Espressioni utilizzate da S.CASSESE, La crisi dello Stato, Bari, 2002, pp. 74-136. 181

Ibidem, p. 81. 182

Cfr. R.TONIATTI, “Il regionalismo relazionale…”, cit. p. 184. 183

Concetto che prendiamo ‘in prestito’ dagli studi compiuti da P.DI MAGGIO e W.POWELL, “The iron cage revisited: Institutional isomorphism and collective rationality in organizational fields”, in American Sociological Review, vol. 48, 1983, pp. 147-160.

propensione alla differenziazione e alla complementarietà dei singoli ‘nodi’. Questi ultimi, infatti, se da un lato tendono a creare convergenza ed uniformità all’interno della rete, dall’altro, nella costruzione della propria ‘identità, spingono ad una ‘specializzazione’ che determina l’asimmetria.

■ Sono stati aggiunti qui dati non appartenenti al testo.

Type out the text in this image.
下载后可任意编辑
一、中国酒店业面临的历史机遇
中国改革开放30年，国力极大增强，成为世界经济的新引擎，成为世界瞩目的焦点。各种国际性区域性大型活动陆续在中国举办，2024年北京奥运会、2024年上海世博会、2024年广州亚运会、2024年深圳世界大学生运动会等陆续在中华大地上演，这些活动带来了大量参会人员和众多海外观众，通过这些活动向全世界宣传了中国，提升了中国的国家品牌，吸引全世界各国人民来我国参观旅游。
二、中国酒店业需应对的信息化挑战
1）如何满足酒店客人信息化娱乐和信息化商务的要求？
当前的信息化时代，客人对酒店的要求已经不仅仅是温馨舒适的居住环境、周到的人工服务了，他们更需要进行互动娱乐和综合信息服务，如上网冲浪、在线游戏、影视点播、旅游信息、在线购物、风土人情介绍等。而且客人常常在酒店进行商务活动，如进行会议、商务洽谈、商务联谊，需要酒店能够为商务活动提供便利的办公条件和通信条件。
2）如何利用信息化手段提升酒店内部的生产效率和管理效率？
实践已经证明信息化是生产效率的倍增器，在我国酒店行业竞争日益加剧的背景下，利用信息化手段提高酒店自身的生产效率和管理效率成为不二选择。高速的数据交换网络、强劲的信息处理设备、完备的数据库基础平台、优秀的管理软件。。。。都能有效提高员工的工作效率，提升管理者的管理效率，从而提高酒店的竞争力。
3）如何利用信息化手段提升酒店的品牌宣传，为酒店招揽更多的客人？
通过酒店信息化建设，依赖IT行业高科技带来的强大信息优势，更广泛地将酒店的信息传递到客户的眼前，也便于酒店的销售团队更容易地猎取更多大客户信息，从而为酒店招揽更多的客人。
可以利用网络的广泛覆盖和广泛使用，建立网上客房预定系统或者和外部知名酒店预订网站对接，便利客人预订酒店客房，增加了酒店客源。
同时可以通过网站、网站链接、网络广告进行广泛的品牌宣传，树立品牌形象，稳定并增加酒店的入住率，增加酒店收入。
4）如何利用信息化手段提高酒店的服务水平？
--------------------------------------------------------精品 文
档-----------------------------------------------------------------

Tralasciando per ora le ‘zone d’ombra’ connesse alla prospettiva ‘relazionale’ del regionalismo (di cui si tratterà nell’ultimo capitolo), ciò che in questa sede rileva sottolineare è la potenzialità interpretativa insita nel concetto di rete al fine di comprendere il fenomeno oggetto della nostra analisi, ovvero processi quali la cooperazione interregionale europea che implicano una ‘sovrapposizione’ e costante intersecazione tra distinti livelli di governo e differenti piani competenziali. Il criterio gerarchico, infatti, non riesce a dar conto del contesto giuridico multidimensionale e della crescente ‘trasversalità’ delle materie tradizionalmente rientranti nella potestà esclusiva delle unità statali (costituisce un esempio il cd. ‘treaty-making power’ regionale, di cui si tratterà nel capitolo seguente). Né il criterio competenziale risulta di per sé idoneo ad analizzare un contesto siffatto caratterizzato dalla preminenza di ‘relazioni de

facto’ piuttosto che ‘de iure’, ovvero nel quale “alla carenza di una

formalizzazione si viene a reagire soprattutto sul piano operativo…privilegiando l’efficienza del risultato rispetto alla garanzia delle aspettative ed esaltando, piuttosto che la titolarità di competenze formali, l’aspetto della “capacità politica” delle regioni”184.

L’individuazione di questo criterio di lettura non pretende avere una valenza ‘assoluta’ al pari delle classiche categorie interpretative del fenomeno giuridico, ma si pone accanto a queste in funzione d’ausilio per la comprensione di quei fenomeni ‘dinamici’ che altrimenti sfuggirebbero alla lente del ‘microscopio’ giuridico in virtù di una ‘presunta’ estraneità all’ambito del diritto.